Implementation of Goldilocks attack

From [add link to paper here]

Overview

This is an implementation of the Goldilocks attack on code2seq. The attack is performed in a number of steps, but the automation script should do the heavy lifting of putting everything together.

Installation

  1. To install this attack, you will first need to install Python 3.5+ and all of the dependencies listed in python/requirements.txt.

  2. You will need an installation of the Java Runtime Environment (version 8+). I recommend sudo apt install default-jre.

  3. This repository includes a modified implementation of code2seq (original can be found at https://github.com/tech-srl/code2seq).
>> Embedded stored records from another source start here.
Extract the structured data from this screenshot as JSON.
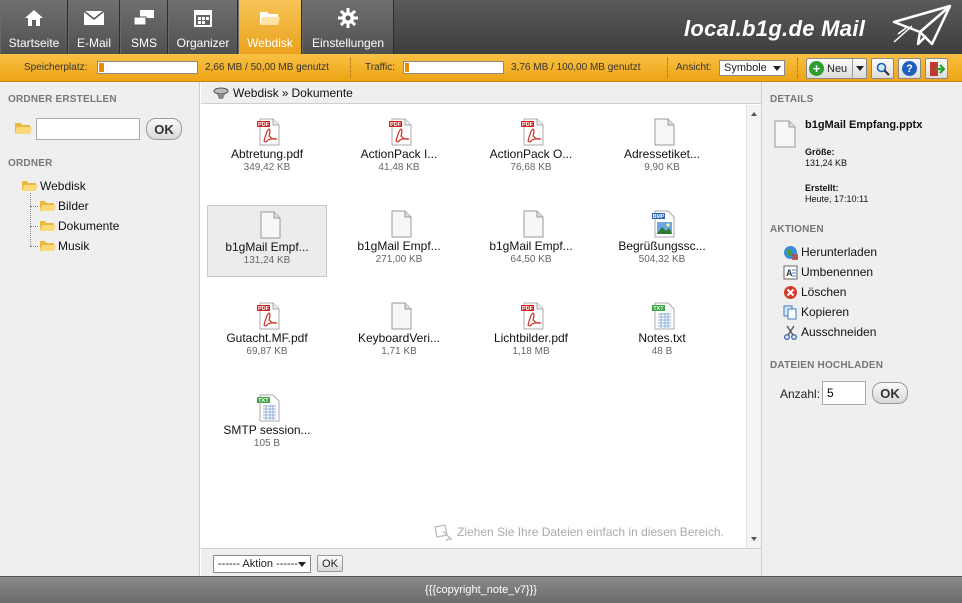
{
  "brand": {
    "title": "local.b1g.de Mail"
  },
  "nav": [
    {
      "label": "Startseite",
      "icon": "home-icon",
      "active": false
    },
    {
      "label": "E-Mail",
      "icon": "envelope-icon",
      "active": false
    },
    {
      "label": "SMS",
      "icon": "sms-icon",
      "active": false
    },
    {
      "label": "Organizer",
      "icon": "calendar-icon",
      "active": false
    },
    {
      "label": "Webdisk",
      "icon": "folder-icon",
      "active": true
    },
    {
      "label": "Einstellungen",
      "icon": "gear-icon",
      "active": false
    }
  ],
  "statusbar": {
    "storage_label": "Speicherplatz:",
    "storage_value": "2,66 MB / 50,00 MB genutzt",
    "storage_fraction": 0.053,
    "traffic_label": "Traffic:",
    "traffic_value": "3,76 MB / 100,00 MB genutzt",
    "traffic_fraction": 0.038,
    "view_label": "Ansicht:",
    "view_value": "Symbole",
    "new_label": "Neu"
  },
  "left": {
    "create_heading": "ORDNER ERSTELLEN",
    "create_ok": "OK",
    "folders_heading": "ORDNER",
    "tree": {
      "root": "Webdisk",
      "children": [
        "Bilder",
        "Dokumente",
        "Musik"
      ]
    }
  },
  "center": {
    "breadcrumb_root": "Webdisk",
    "breadcrumb_sep": "»",
    "breadcrumb_current": "Dokumente",
    "files": [
      {
        "name": "Abtretung.pdf",
        "size": "349,42 KB",
        "type": "pdf"
      },
      {
        "name": "ActionPack I...",
        "size": "41,48 KB",
        "type": "pdf"
      },
      {
        "name": "ActionPack O...",
        "size": "76,68 KB",
        "type": "pdf"
      },
      {
        "name": "Adressetiket...",
        "size": "9,90 KB",
        "type": "doc"
      },
      {
        "name": "b1gMail Empf...",
        "size": "131,24 KB",
        "type": "doc",
        "selected": true
      },
      {
        "name": "b1gMail Empf...",
        "size": "271,00 KB",
        "type": "doc"
      },
      {
        "name": "b1gMail Empf...",
        "size": "64,50 KB",
        "type": "doc"
      },
      {
        "name": "Begrüßungssc...",
        "size": "504,32 KB",
        "type": "bmp"
      },
      {
        "name": "Gutacht.MF.pdf",
        "size": "69,87 KB",
        "type": "pdf"
      },
      {
        "name": "KeyboardVeri...",
        "size": "1,71 KB",
        "type": "doc"
      },
      {
        "name": "Lichtbilder.pdf",
        "size": "1,18 MB",
        "type": "pdf"
      },
      {
        "name": "Notes.txt",
        "size": "48 B",
        "type": "txt"
      },
      {
        "name": "SMTP session...",
        "size": "105 B",
        "type": "txt"
      }
    ],
    "drop_hint": "Ziehen Sie Ihre Dateien einfach in diesen Bereich.",
    "action_select": "------ Aktion ------",
    "action_ok": "OK"
  },
  "right": {
    "details_heading": "DETAILS",
    "file_name": "b1gMail Empfang.pptx",
    "size_label": "Größe:",
    "size_value": "131,24 KB",
    "created_label": "Erstellt:",
    "created_value": "Heute, 17:10:11",
    "actions_heading": "AKTIONEN",
    "actions": [
      {
        "label": "Herunterladen",
        "icon": "download-globe-icon"
      },
      {
        "label": "Umbenennen",
        "icon": "rename-icon"
      },
      {
        "label": "Löschen",
        "icon": "delete-icon"
      },
      {
        "label": "Kopieren",
        "icon": "copy-icon"
      },
      {
        "label": "Ausschneiden",
        "icon": "scissors-icon"
      }
    ],
    "upload_heading": "DATEIEN HOCHLADEN",
    "upload_count_label": "Anzahl:",
    "upload_count_value": "5",
    "upload_ok": "OK"
  },
  "footer": {
    "text": "{{{copyright_note_v7}}}"
  },
  "colors": {
    "accent": "#f0aa20",
    "nav_bg": "#555555",
    "pdf_red": "#d0261c"
  }
}
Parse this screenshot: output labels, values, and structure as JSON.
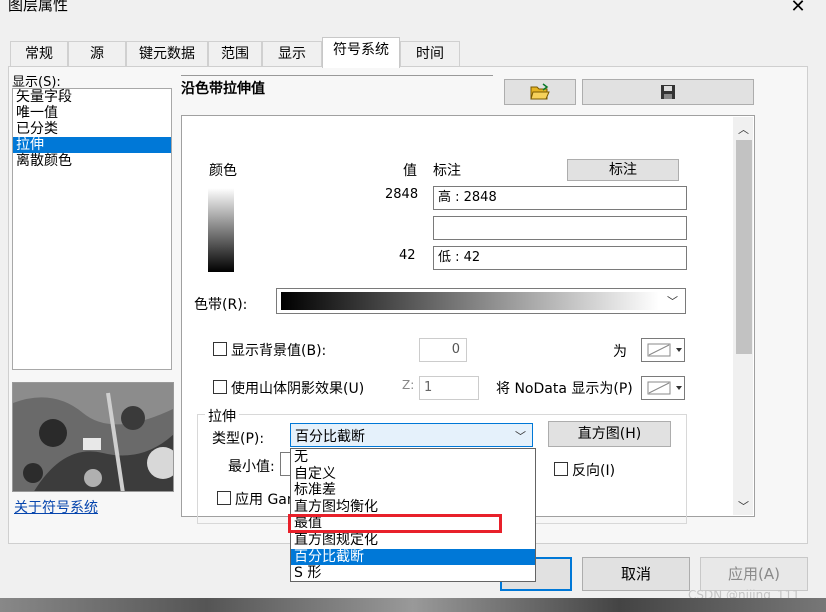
{
  "window": {
    "title": "图层属性",
    "close_glyph": "✕"
  },
  "tabs": [
    "常规",
    "源",
    "键元数据",
    "范围",
    "显示",
    "符号系统",
    "时间"
  ],
  "show_label": "显示(S):",
  "show_list": {
    "items": [
      "矢量字段",
      "唯一值",
      "已分类",
      "拉伸",
      "离散颜色"
    ],
    "selected": "拉伸"
  },
  "about_link": "关于符号系统",
  "heading": "沿色带拉伸值",
  "toolbar": {
    "open_icon": "folder-open-icon",
    "save_icon": "save-disk-icon"
  },
  "legend": {
    "color_label": "颜色",
    "value_label": "值",
    "label_label": "标注",
    "label_button": "标注",
    "high_value": "2848",
    "high_label": "高 : 2848",
    "middle_label": "",
    "low_value": "42",
    "low_label": "低 : 42"
  },
  "color_ramp_label": "色带(R):",
  "background": {
    "label": "显示背景值(B):",
    "value": "0",
    "as_label": "为"
  },
  "hillshade": {
    "label": "使用山体阴影效果(U)",
    "z_label": "Z:",
    "z_value": "1",
    "nodata_label": "将 NoData 显示为(P)"
  },
  "stretch": {
    "group_label": "拉伸",
    "type_label": "类型(P):",
    "type_value": "百分比截断",
    "histogram_button": "直方图(H)",
    "min_label": "最小值:",
    "invert_label": "反向(I)",
    "gamma_label": "应用 Gam",
    "options": [
      "无",
      "自定义",
      "标准差",
      "直方图均衡化",
      "最值",
      "直方图规定化",
      "百分比截断",
      "S 形"
    ],
    "selected_option": "百分比截断",
    "highlighted_option": "最值"
  },
  "buttons": {
    "cancel": "取消",
    "apply": "应用(A)"
  },
  "watermark": "CSDN @nijing_111",
  "colors": {
    "accent": "#0078d7",
    "highlight_box": "#e8202a"
  }
}
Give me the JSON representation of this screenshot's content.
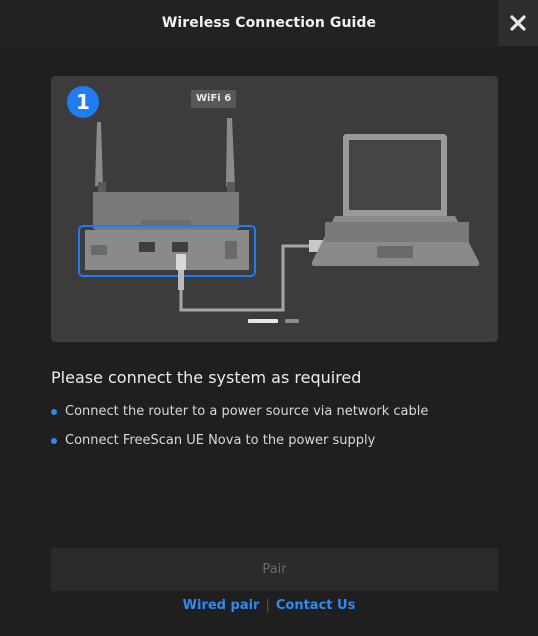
{
  "dialog": {
    "title": "Wireless Connection Guide"
  },
  "illustration": {
    "step_number": "1",
    "router_label": "WiFi 6",
    "pager": {
      "current": 1,
      "total": 2
    }
  },
  "instructions": {
    "heading": "Please connect the system as required",
    "items": [
      "Connect the router to a power source via network cable",
      "Connect FreeScan UE Nova to the power supply"
    ]
  },
  "footer": {
    "pair_label": "Pair",
    "wired_pair_label": "Wired pair",
    "separator": "|",
    "contact_label": "Contact Us"
  },
  "colors": {
    "accent": "#1f7cf2",
    "link": "#2c8cf4",
    "background": "#1f1f1f"
  },
  "icons": [
    "close-icon",
    "router-icon",
    "laptop-icon",
    "network-cable-icon"
  ]
}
Add our implementation of code2seq to your PYTHONPATH.

  4. The file python/attack_config.py includes a few parameters that can be modified to configure the attack, including the dataset to perturb and the code2seq model to use. Take a look at this file and determine the appropriate configuration. To reproduce the java-large results of the paper, you do not have to change this file.

  5. If you wish to reproduce the java-large results of the paper, you can run the script bash/download-model-and-dataset.sh and follow the instructions. Run this script from the bash directory.

  6. To get results, run automate.py --topk [topk] --dictionary {l2|frequency|random} --type {same|different|single} and look in the generated data/results folder. See instructions in the ./python section for further details.

./code2seq

The implementation of code2seq with modifications to the preprocessing script preprocess2.sh, along with a precompiled version of JavaExtractor.

./bash

  • download-model-and-dataset.sh is a script to download and automatically install the java-large model and the java-small dataset so that they are ready to be attacked.

./java

The implementation of RenameVariable, a tool that uses JavaParser to rename local variables for the attack.

./python

  • automate.py --topk [topk] --dictionary {l2|frequency|random} --type {same|different|single} runs the automate script to generate a perturbation using the l2, frequency, or random dictionary (--dictionary) with a top-k parameter of topk (integer). The attacks use a concatenation strategy of either single, 5-diff, or 5-same (--type).
  • {l2|frequency|all}_dictionary.py [topk] generates a vocabulary of the topk subtokens by the given metric.
  • attack_config.py has a few parameters to specify location of the code2seq model, input dataset, and output files.
  • filter_has_local_variables.py [c2s file] generates a file in c2s format from the c2s file input of only methods that contain local variables.
  • perturb_dataset.py [output directory] [vocabulary file] [subtoken concatenation strategy] calls the RenameVariable tool to perturb the dataset specified in attack_config.py with tokens from vocabulary file that are concatenated with concatenation strategy.
  • modified_model.py has an implementation of the code2seq model that exposes important internals.

./data

Miscellaneous data, including input and output files.